November 17, 2011 15 Comments
When I was a child, about once every two years my extended family would descend on a small island off the Gulf Coast of Florida called Sanibel. We came from Michigan, Texas and Oregon. We created on Sanibel a reality separate from the ordinary world, where we combed the beach for shells, swam out to sea, played volleyball and tennis, read and exchanged books, and stayed up late playing raucous games of canasta. All of us gathered together–aunts and uncles, parents and grandparents, children and cousins who saw each other only once or twice a year. Together we fashioned a space in time and place that existed only when we were together and unraveled when we parted.
In early November I drove my grandmother from Michigan to Florida, where she will spend the winter. One day I crossed the new causeway to Sanibel in search of the reality I had known as a boy. But though Sanibel remains beautiful, though the ocean laps at the shore and murmurs in the same language as when I was a kid, though pelicans still glide across its roiling surface like World War II bombers and conchs, clams and sand dollars still pile up on its beaches in infinite number, this is not the Sanibel I knew growing up.
No, that’s not right. Sanibel remains the same; I have changed. I’m not that little boy anymore who strolled alongside the ocean and believed it held all the answers in the world; not that boy who dreamed of quasars and nebulae, of unpacking the universe and deciphering its mechanism; not that boy who fretted over girls, wrote little poems about cresting waves and grains of sand, and wandered the beach for hours in search of the perfect sea shell. No, I’m someone else.

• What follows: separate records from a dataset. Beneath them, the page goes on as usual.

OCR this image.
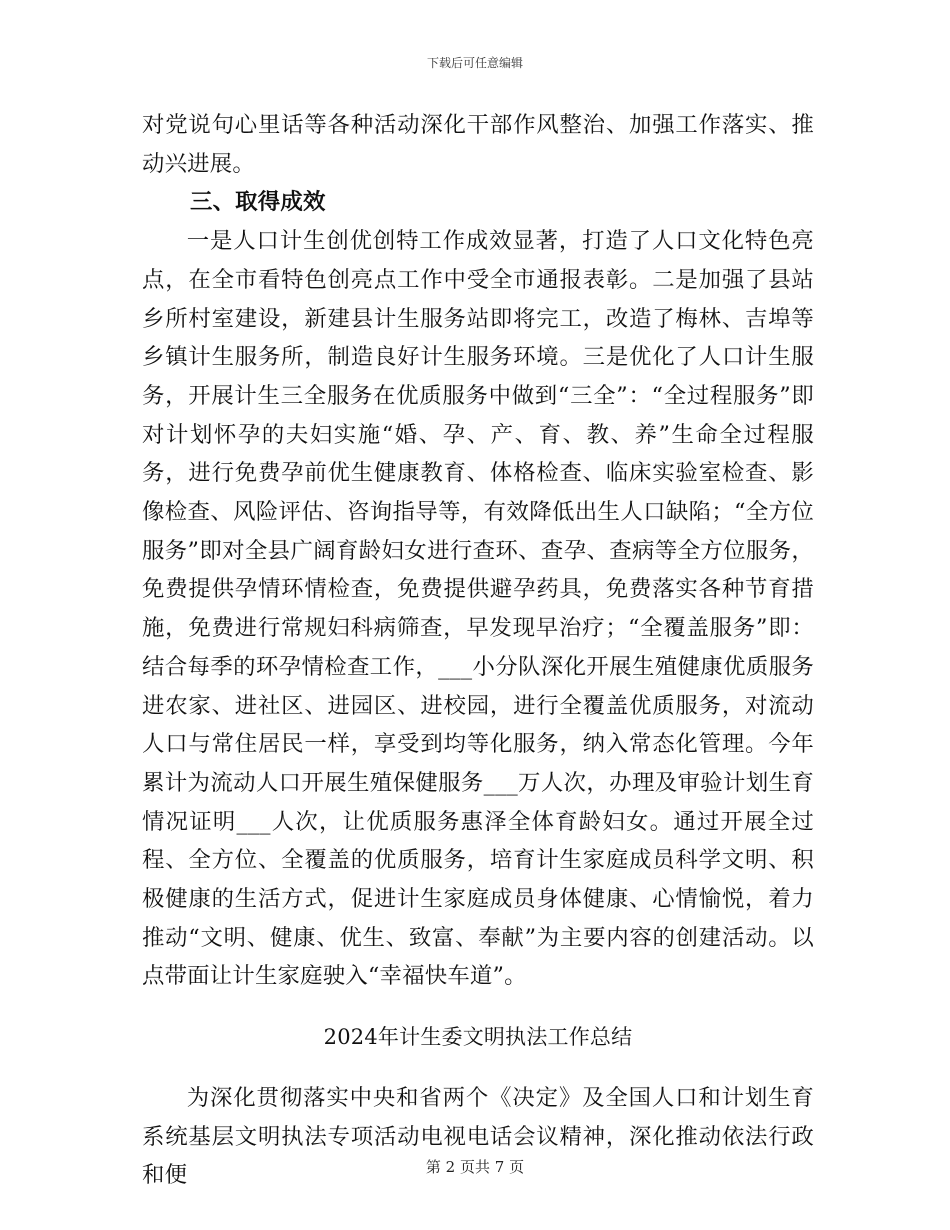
下载后可任意编辑

对党说句心里话等各种活动深化干部作风整治、加强工作落实、推动兴进展。

三、取得成效

一是人口计生创优创特工作成效显著，打造了人口文化特色亮点，在全市看特色创亮点工作中受全市通报表彰。二是加强了县站乡所村室建设，新建县计生服务站即将完工，改造了梅林、吉埠等乡镇计生服务所，制造良好计生服务环境。三是优化了人口计生服务，开展计生三全服务在优质服务中做到“三全”：“全过程服务”即对计划怀孕的夫妇实施“婚、孕、产、育、教、养”生命全过程服务，进行免费孕前优生健康教育、体格检查、临床实验室检查、影像检查、风险评估、咨询指导等，有效降低出生人口缺陷；“全方位服务”即对全县广阔育龄妇女进行查环、查孕、查病等全方位服务，免费提供孕情环情检查，免费提供避孕药具，免费落实各种节育措施，免费进行常规妇科病筛查，早发现早治疗；“全覆盖服务”即：结合每季的环孕情检查工作，___小分队深化开展生殖健康优质服务进农家、进社区、进园区、进校园，进行全覆盖优质服务，对流动人口与常住居民一样，享受到均等化服务，纳入常态化管理。今年累计为流动人口开展生殖保健服务___万人次，办理及审验计划生育情况证明___人次，让优质服务惠泽全体育龄妇女。通过开展全过程、全方位、全覆盖的优质服务，培育计生家庭成员科学文明、积极健康的生活方式，促进计生家庭成员身体健康、心情愉悦，着力推动“文明、健康、优生、致富、奉献”为主要内容的创建活动。以点带面让计生家庭驶入“幸福快车道”。

2024年计生委文明执法工作总结

为深化贯彻落实中央和省两个《决定》及全国人口和计划生育系统基层文明执法专项活动电视电话会议精神，深化推动依法行政和便	第 2 页共 7 页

Today I stroll down the beach. The ocean laps at my feet. I leave footprints in the wet sand and the waves sneak in behind me and wash them away, so that if I turned around I would see only an incomplete trail of footprints the waves had not yet erased. A stranger may happen upon my trail just after I’ve left the beach, and though he could say briefly that a man had walked there, he could not tell you where that man had come from.
I feel like this image encapsulates the human experience. We move through life leaving footprints in the sand. Before we’ve walked ten steps the world wipes away the evidence of our presence. Maybe we walk faster, sprint and get ahead of the deleting waves, but they always catch up with us. We can pound the sand and so leave deeper impressions. Our footprints may last longer, but still the lapping sea fills them in, erases them.
I returned to Sanibel in search of footprints I left there as a boy, but the ocean had long since washed them away. It’s a mistake to believe that the places of childhood should somehow be faithful to me. How many little boys felt about Sanibel as I did? It was, is, will be their island, too, even as it really belongs to no person. And that’s OK.